However, it was a rather more modest banner belonging to the York Trades Council that was my favourite of the tour. Made in 1975 and consisting of nothing more than some cack-handedly cut-out black letters on a red ground, this was a banner on which I really could see the accumulated layers of the past.
Across its face there lay an assortment of rounds and rectangles, each declaiming support for a cause or for a union, or against some dastardly Tory plan. They were just stickers of the type that get dished out by the dozen at demonstrations, eventually to be peeled off absent-mindedly or washed away in the rain. They are the most temporary of political art forms, and yet the ones seen here had found a more permanent place to land.
“We would never consider taking the stickers off the banner,” says Burgess. “They are part of its history. They show really vividly where the banner has been and the demonstrations it was involved with.”
Dense as they are with political history, the cheap paper stickers also present real problems for Barsby and her conservator colleagues. “After a while they pick up the fibres and curl up – there were quite a few that had curled at the edges. This Coal Not Dole sticker in the centre, from the 1984-85 miners’ strike, is very fragile. I had to do quite a bit of treatment on it using adhesives, but in controlled ways.”
Indicating another sticker, she continues: “I had to do some work on this one just after it had gone on display. Somebody had peeled the corner back. My colleague spotted it and checked with me, then we compared it against a photograph to make sure none of the others had been pulled back too. Then we took it into the studio and did an emergency treatment.”
If the tiniest of paper stickers is eligible for expert paramedic attention, the People’s History Museum is clearly an instituion that takes the care of its collection very seriously. In fact, a large window in one of the galleries allows visitors to watch the action-packed antics of the conservators throughout the day. What may look to us like painfully detailed work under a microscope could be a process that adds another ten years to a revolutionary banner’s angry life.
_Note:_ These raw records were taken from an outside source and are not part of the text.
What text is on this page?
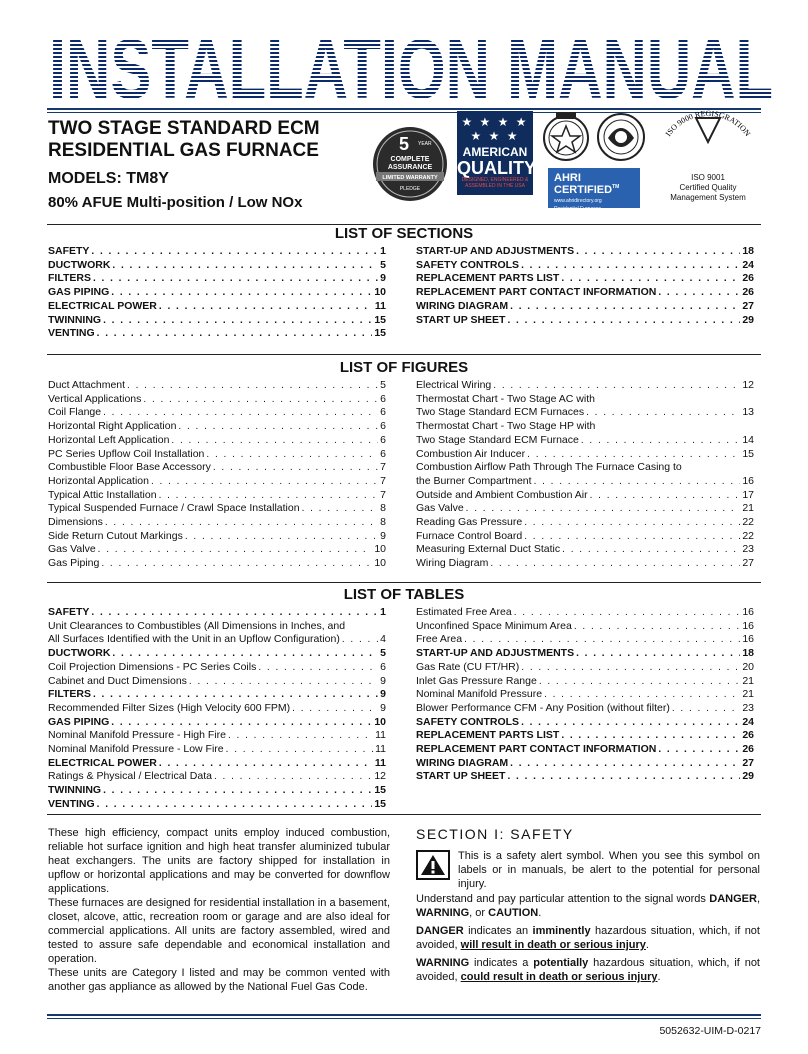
TWO STAGE STANDARD ECM
RESIDENTIAL GAS FURNACE
MODELS: TM8Y
80% AFUE Multi-position / Low NOx
5 YEAR
COMPLETE
ASSURANCE
LIMITED WARRANTY
PLEDGE
★ ★ ★ ★
★ ★ ★
AMERICAN
QUALITY
DESIGNED, ENGINEERED &
ASSEMBLED IN THE USA
AHRI CERTIFIED™
www.ahridirectory.org
Residential Furnaces
DOE 10 CFR Part 430
ISO 9000 REGISGRATION
ISO 9001
Certified Quality
Management System
LIST OF SECTIONS
SAFETY . . .	1
DUCTWORK . . .	5
FILTERS . . .	9
GAS PIPING . . .	10
ELECTRICAL POWER . . .	11
TWINNING . . .	15
VENTING . . .	15
START-UP AND ADJUSTMENTS . . .	18
SAFETY CONTROLS . . .	24
REPLACEMENT PARTS LIST . . .	26
REPLACEMENT PART CONTACT INFORMATION . . .	26
WIRING DIAGRAM . . .	27
START UP SHEET . . .	29
LIST OF FIGURES
Duct Attachment . . .	5
Vertical Applications . . .	6
Coil Flange . . .	6
Horizontal Right Application . . .	6
Horizontal Left Application . . .	6
PC Series Upflow Coil Installation . . .	6
Combustible Floor Base Accessory . . .	7
Horizontal Application . . .	7
Typical Attic Installation . . .	7
Typical Suspended Furnace / Crawl Space Installation . . .	8
Dimensions . . .	8
Side Return Cutout Markings . . .	9
Gas Valve . . .	10
Gas Piping . . .	10
Electrical Wiring . . .	12
Thermostat Chart - Two Stage AC with
Two Stage Standard ECM Furnaces . . .	13
Thermostat Chart - Two Stage HP with
Two Stage Standard ECM Furnace . . .	14
Combustion Air Inducer . . .	15
Combustion Airflow Path Through The Furnace Casing to
the Burner Compartment . . .	16
Outside and Ambient Combustion Air . . .	17
Gas Valve . . .	21
Reading Gas Pressure . . .	22
Furnace Control Board . . .	22
Measuring External Duct Static . . .	23
Wiring Diagram . . .	27
LIST OF TABLES
SAFETY . . .	1
Unit Clearances to Combustibles (All Dimensions in Inches, and
All Surfaces Identified with the Unit in an Upflow Configuration) . . .	4
DUCTWORK . . .	5
Coil Projection Dimensions - PC Series Coils . . .	6
Cabinet and Duct Dimensions . . .	9
FILTERS . . .	9
Recommended Filter Sizes (High Velocity 600 FPM) . . .	9
GAS PIPING . . .	10
Nominal Manifold Pressure - High Fire . . .	11
Nominal Manifold Pressure - Low Fire . . .	11
ELECTRICAL POWER . . .	11
Ratings & Physical / Electrical Data . . .	12
TWINNING . . .	15
VENTING . . .	15
Estimated Free Area . . .	16
Unconfined Space Minimum Area . . .	16
Free Area . . .	16
START-UP AND ADJUSTMENTS . . .	18
Gas Rate (CU FT/HR) . . .	20
Inlet Gas Pressure Range . . .	21
Nominal Manifold Pressure . . .	21
Blower Performance CFM - Any Position (without filter) . . .	23
SAFETY CONTROLS . . .	24
REPLACEMENT PARTS LIST . . .	26
REPLACEMENT PART CONTACT INFORMATION . . .	26
WIRING DIAGRAM . . .	27
START UP SHEET . . .	29

These high efficiency, compact units employ induced combustion, reliable hot surface ignition and high heat transfer aluminized tubular heat exchangers. The units are factory shipped for installation in upflow or horizontal applications and may be converted for downflow applications.

These furnaces are designed for residential installation in a basement, closet, alcove, attic, recreation room or garage and are also ideal for commercial applications. All units are factory assembled, wired and tested to assure safe dependable and economical installation and operation.

These units are Category I listed and may be common vented with another gas appliance as allowed by the National Fuel Gas Code.

SECTION I: SAFETY
This is a safety alert symbol. When you see this symbol on labels or in manuals, be alert to the potential for personal injury.

Understand and pay particular attention to the signal words DANGER, WARNING, or CAUTION.

DANGER indicates an imminently hazardous situation, which, if not avoided, will result in death or serious injury.

WARNING indicates a potentially hazardous situation, which, if not avoided, could result in death or serious injury.

5052632-UIM-D-0217
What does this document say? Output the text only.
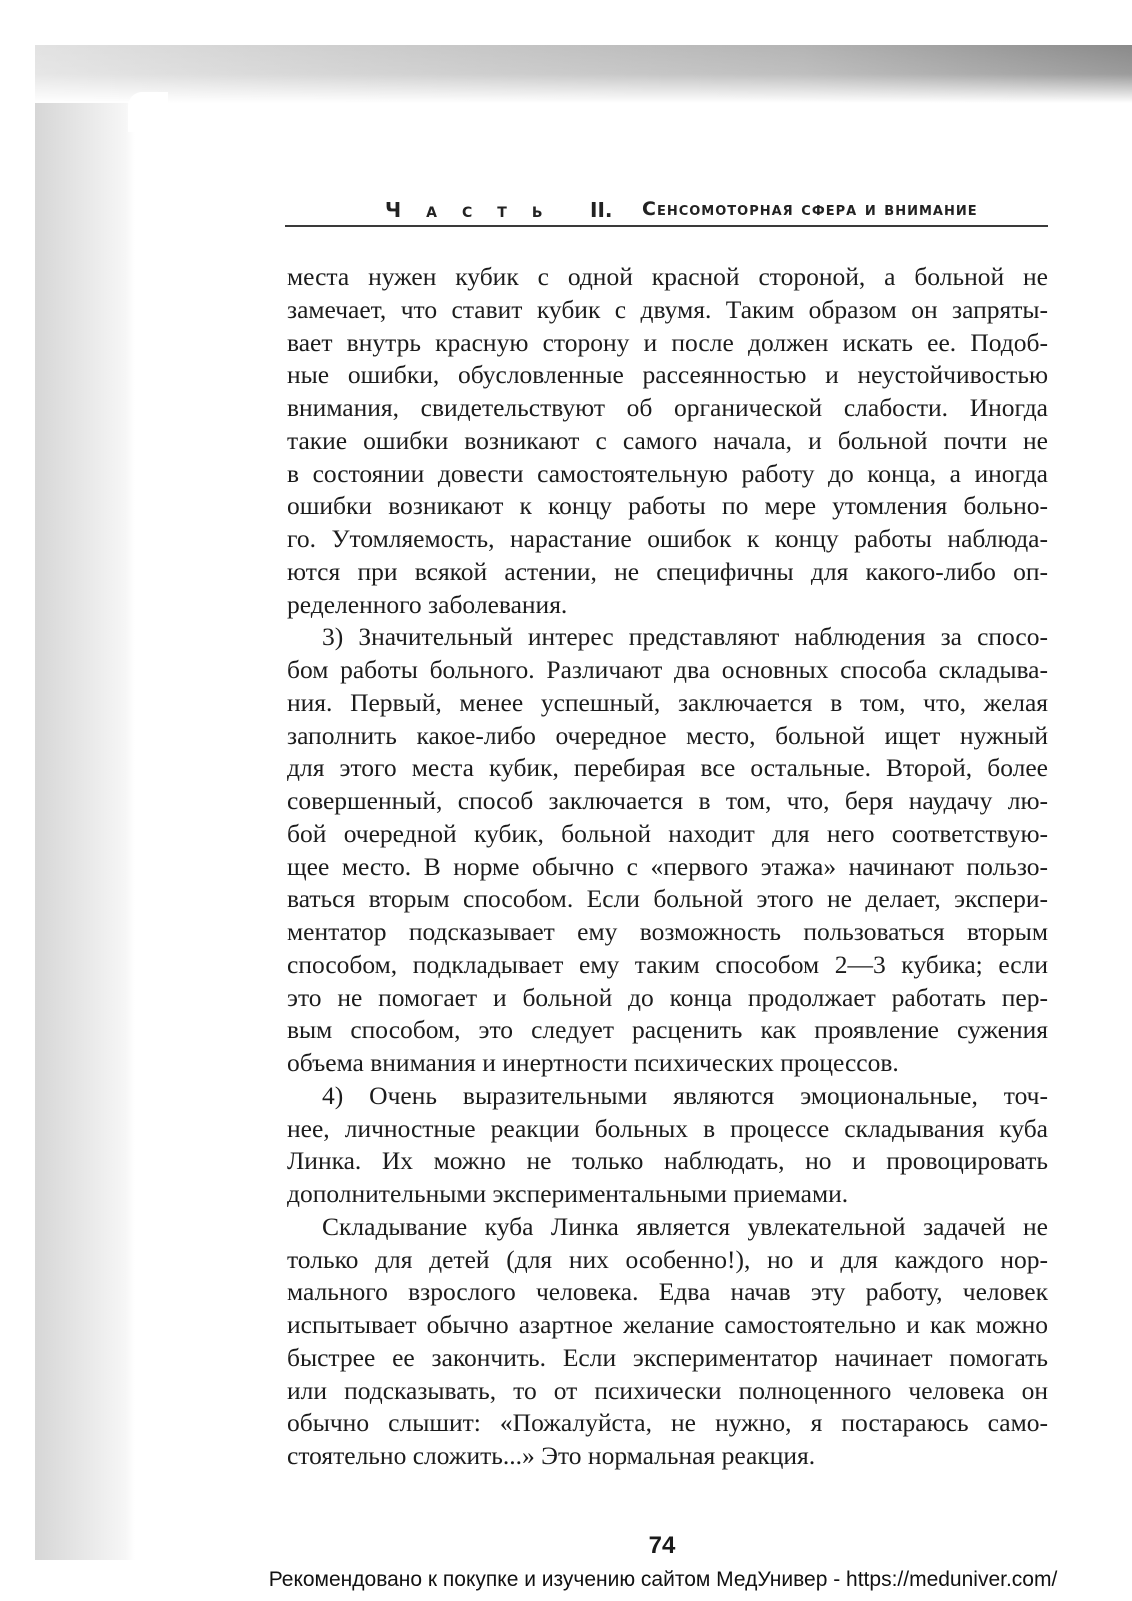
Часть II. Сенсомоторная сфера и внимание
места нужен кубик с одной красной стороной, а больной не
замечает, что ставит кубик с двумя. Таким образом он запряты-
вает внутрь красную сторону и после должен искать ее. Подоб-
ные ошибки, обусловленные рассеянностью и неустойчивостью
внимания, свидетельствуют об органической слабости. Иногда
такие ошибки возникают с самого начала, и больной почти не
в состоянии довести самостоятельную работу до конца, а иногда
ошибки возникают к концу работы по мере утомления больно-
го. Утомляемость, нарастание ошибок к концу работы наблюда-
ются при всякой астении, не специфичны для какого-либо оп-
ределенного заболевания.
3) Значительный интерес представляют наблюдения за спосо-
бом работы больного. Различают два основных способа складыва-
ния. Первый, менее успешный, заключается в том, что, желая
заполнить какое-либо очередное место, больной ищет нужный
для этого места кубик, перебирая все остальные. Второй, более
совершенный, способ заключается в том, что, беря наудачу лю-
бой очередной кубик, больной находит для него соответствую-
щее место. В норме обычно с «первого этажа» начинают пользо-
ваться вторым способом. Если больной этого не делает, экспери-
ментатор подсказывает ему возможность пользоваться вторым
способом, подкладывает ему таким способом 2—3 кубика; если
это не помогает и больной до конца продолжает работать пер-
вым способом, это следует расценить как проявление сужения
объема внимания и инертности психических процессов.
4) Очень выразительными являются эмоциональные, точ-
нее, личностные реакции больных в процессе складывания куба
Линка. Их можно не только наблюдать, но и провоцировать
дополнительными экспериментальными приемами.
Складывание куба Линка является увлекательной задачей не
только для детей (для них особенно!), но и для каждого нор-
мального взрослого человека. Едва начав эту работу, человек
испытывает обычно азартное желание самостоятельно и как можно
быстрее ее закончить. Если экспериментатор начинает помогать
или подсказывать, то от психически полноценного человека он
обычно слышит: «Пожалуйста, не нужно, я постараюсь само-
стоятельно сложить...» Это нормальная реакция.
74
Рекомендовано к покупке и изучению сайтом МедУнивер - https://meduniver.com/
Once the tour was over, I spent another hour or so taking in the rest of the museum’s collection – the posters, badges, leaflets and membership cards that lead from the Peterloo Massacre and the radicals of the past through to the Bedroom Tax protests of more recent years.
As I made my way through the galleries for the last time, I inadvertantly caught someone’s eye. Not a fellow visitor, but a man in a photograph – black and white, slightly-built, demurely-dressed. It was my granny’s Uncle Fred, my own great great uncle, otherwise known as Fred Jowett of Bradford. There he stood on the Westminster terrace in 1906, one of a group of MPs elected under the banner of the Labour Representation Committee. He gazed directly out from the centre of the image – his heart perhaps full of hope – just a couple of feet behind the great Keir Hardie himself.
I thought again about the Socialist Sunday School banner, about my Granny, about Bradford in 1914, and about the way the city’s people must have felt that history was propelling them forwards – via modest means, but to imagined glorious ends.
There was war around the corner and further horrors lay ahead, but I’m sure the people who carried those banners would be glad that, via this museum, we can still feel the beating of their hearts. And as if to honour their memory, I silently resolved to always be courteous to all men – and to bow down to none.